Narrative

Human beings have long been extremely social creatures, harboring the ability to communicate amongst one another like no other organism on Earth.  Our ability to bond as we do initially developed as a means of survival centuries ago, and in the modern world, it is the very same subconscious, internal way of thinking that pushes each and every single one of us to seek allies (friends).  With that said, when we don’t have friends, we often feel like outcasts to something greater than us. It is very human to go through this process and have this mentality. Something that most people do not go through; however, is being born with this very feeling of being an outsider – and that is where my story comes in.

While my mother was pregnant with me she suffered severe preeclampsia and high blood pressure, and thus the doctors made the decision to induce me.  Once I was born, my mother and father did not get the chance to hold me or even touch me. The doctors pulled me out and immediately rushed me to an incubator, and thus began my life – in the embrace of machinery as opposed to the loving arms of my parents.  I was two months premature, and had several disorders of the stomach along with extreme sensory issues. Any light too bright or any sound too loud would trigger a fit of hysteria, and the only way I would stop throwing a tantrum was if someone squeezed me extremely tight.  

At the time, my mother and father were first time parents, and thus it took some time for them to realize something beyond simple sensory issues was wrong with me.  There was a huge disconnect between myself and the world – I always had a glassy look in my eyes and I never looked directly at someone even as they spoke to me.  

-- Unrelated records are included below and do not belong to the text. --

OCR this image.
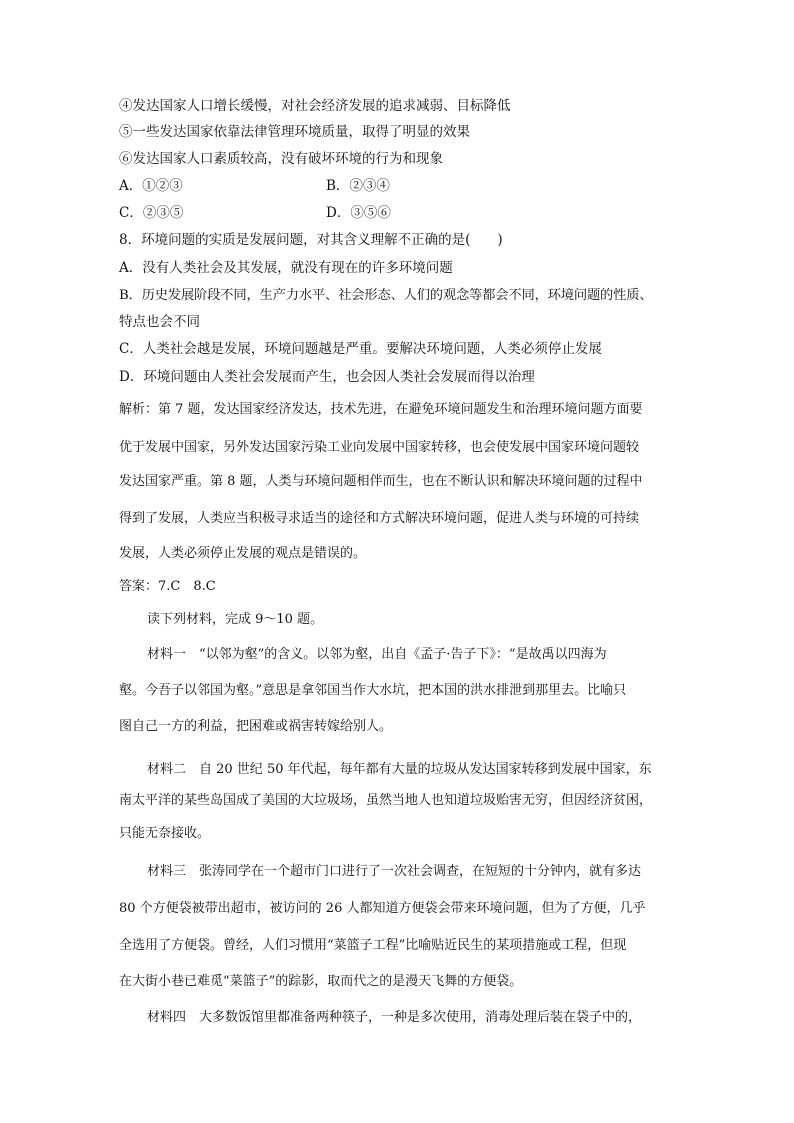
④发达国家人口增长缓慢，对社会经济发展的追求减弱、目标降低
⑤一些发达国家依靠法律管理环境质量，取得了明显的效果
⑥发达国家人口素质较高，没有破坏环境的行为和现象
A．①②③	B．②③④
C．②③⑤	D．③⑤⑥
8．环境问题的实质是发展问题，对其含义理解不正确的是(　　)
A．没有人类社会及其发展，就没有现在的许多环境问题
B．历史发展阶段不同，生产力水平、社会形态、人们的观念等都会不同，环境问题的性质、
特点也会不同
C．人类社会越是发展，环境问题越是严重。要解决环境问题，人类必须停止发展
D．环境问题由人类社会发展而产生，也会因人类社会发展而得以治理
解析：第 7 题，发达国家经济发达，技术先进，在避免环境问题发生和治理环境问题方面要
优于发展中国家，另外发达国家污染工业向发展中国家转移，也会使发展中国家环境问题较
发达国家严重。第 8 题，人类与环境问题相伴而生，也在不断认识和解决环境问题的过程中
得到了发展，人类应当积极寻求适当的途径和方式解决环境问题，促进人类与环境的可持续
发展，人类必须停止发展的观点是错误的。
答案：7.C　8.C
读下列材料，完成 9～10 题。
材料一　“以邻为壑”的含义。以邻为壑，出自《孟子·告子下》：“是故禹以四海为
壑。今吾子以邻国为壑。”意思是拿邻国当作大水坑，把本国的洪水排泄到那里去。比喻只
图自己一方的利益，把困难或祸害转嫁给别人。
材料二　自 20 世纪 50 年代起，每年都有大量的垃圾从发达国家转移到发展中国家，东
南太平洋的某些岛国成了美国的大垃圾场，虽然当地人也知道垃圾贻害无穷，但因经济贫困，
只能无奈接收。
材料三　张涛同学在一个超市门口进行了一次社会调查，在短短的十分钟内，就有多达
80 个方便袋被带出超市，被访问的 26 人都知道方便袋会带来环境问题，但为了方便，几乎
全选用了方便袋。曾经，人们习惯用“菜篮子工程”比喻贴近民生的某项措施或工程，但现
在大街小巷已难觅“菜篮子”的踪影，取而代之的是漫天飞舞的方便袋。
材料四　大多数饭馆里都准备两种筷子，一种是多次使用，消毒处理后装在袋子中的，
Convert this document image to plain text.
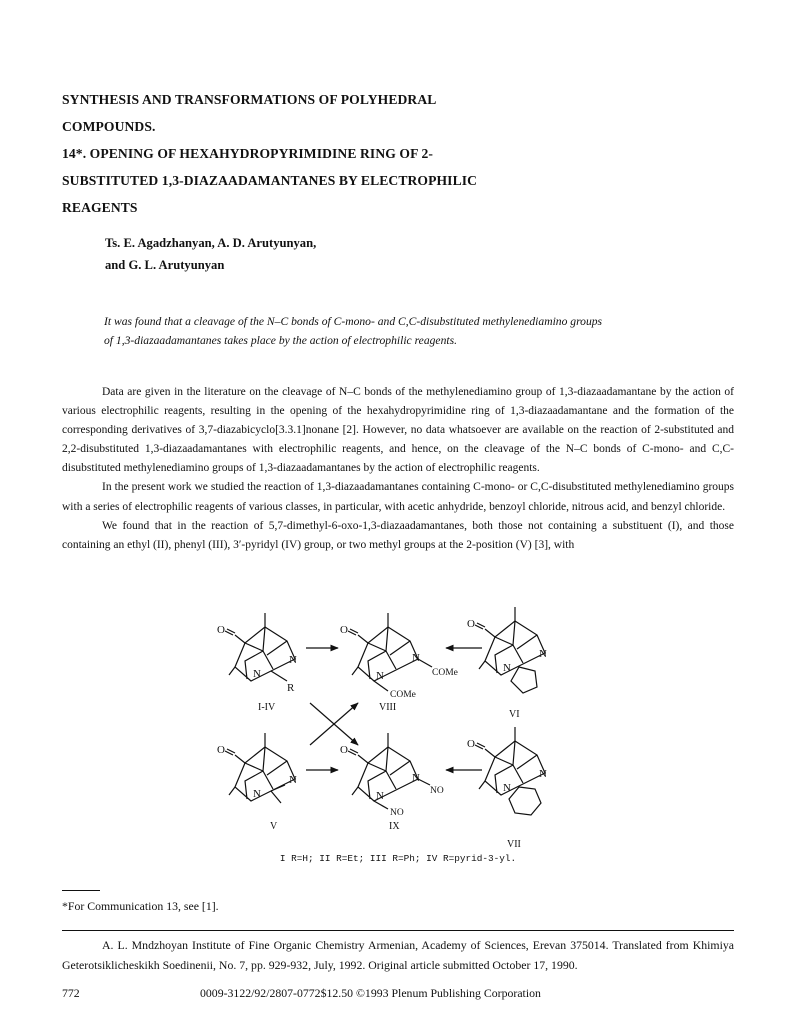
SYNTHESIS AND TRANSFORMATIONS OF POLYHEDRAL
COMPOUNDS.
14*. OPENING OF HEXAHYDROPYRIMIDINE RING OF 2-
SUBSTITUTED 1,3-DIAZAADAMANTANES BY ELECTROPHILIC
REAGENTS
Ts. E. Agadzhanyan, A. D. Arutyunyan,
and G. L. Arutyunyan
It was found that a cleavage of the N–C bonds of C-mono- and C,C-disubstituted methylenediamino groups
of 1,3-diazaadamantanes takes place by the action of electrophilic reagents.

Data are given in the literature on the cleavage of N–C bonds of the methylenediamino group of 1,3-diazaadamantane by the action of various electrophilic reagents, resulting in the opening of the hexahydropyrimidine ring of 1,3-diazaadamantane and the formation of the corresponding derivatives of 3,7-diazabicyclo[3.3.1]nonane [2]. However, no data whatsoever are available on the reaction of 2-substituted and 2,2-disubstituted 1,3-diazaadamantanes with electrophilic reagents, and hence, on the cleavage of the N–C bonds of C-mono- and C,C-disubstituted methylenediamino groups of 1,3-diazaadamantanes by the action of electrophilic reagents.

In the present work we studied the reaction of 1,3-diazaadamantanes containing C-mono- or C,C-disubstituted methylenediamino groups with a series of electrophilic reagents of various classes, in particular, with acetic anhydride, benzoyl chloride, nitrous acid, and benzyl chloride.

We found that in the reaction of 5,7-dimethyl-6-oxo-1,3-diazaadamantanes, both those not containing a substituent (I), and those containing an ethyl (II), phenyl (III), 3′-pyridyl (IV) group, or two methyl groups at the 2-position (V) [3], with

O
N
N
R
I-IV
O
N
N	COMe
COMe
VIII
O
N
N
VI
O
N
N
V
O
N
N	NO
NO
IX
O
N
N
VII
I R=H; II R=Et; III R=Ph; IV R=pyrid-3-yl.
*For Communication 13, see [1].

A. L. Mndzhoyan Institute of Fine Organic Chemistry Armenian, Academy of Sciences, Erevan 375014. Translated from Khimiya Geterotsiklicheskikh Soedinenii, No. 7, pp. 929-932, July, 1992. Original article submitted October 17, 1990.

772	0009-3122/92/2807-0772$12.50 ©1993 Plenum Publishing Corporation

Years later, my distressed mother finally decided it was time to seek professional help.  She had me evaluated by multiple therapists, and they came to the conclusion that I would need to take therapy classes every single week.  Perhaps the most significant conclusion they drew was the fact that I would also have to be placed in a special-ed classroom upon beginning school.

So yes, I was a special needs student in a special needs classroom – that is how my education began, and that is how it was for years.  By the time I reached elementary school, was being pulled out of the classroom every other day by the school therapist. I was one of very few students who received this extra help, and this was the point in my life when the concept of the outsider really hit home.  I was clearly different from others – both in my mentality and my physical mannerisms. Socially, I was extremely awkward, and could barely hold a conversation with a student my age. Kids would ask me all day long why I had to be pulled out of the classroom, and my self-conscious self never wanted to give a direct answer.  I vividly recall the wave of embarrassment that would fall over me everytime the therapist came to my classroom to pick me up for our session. I would always try to get to the door quickly so that the twenty pairs of eyes on me could stare no longer.  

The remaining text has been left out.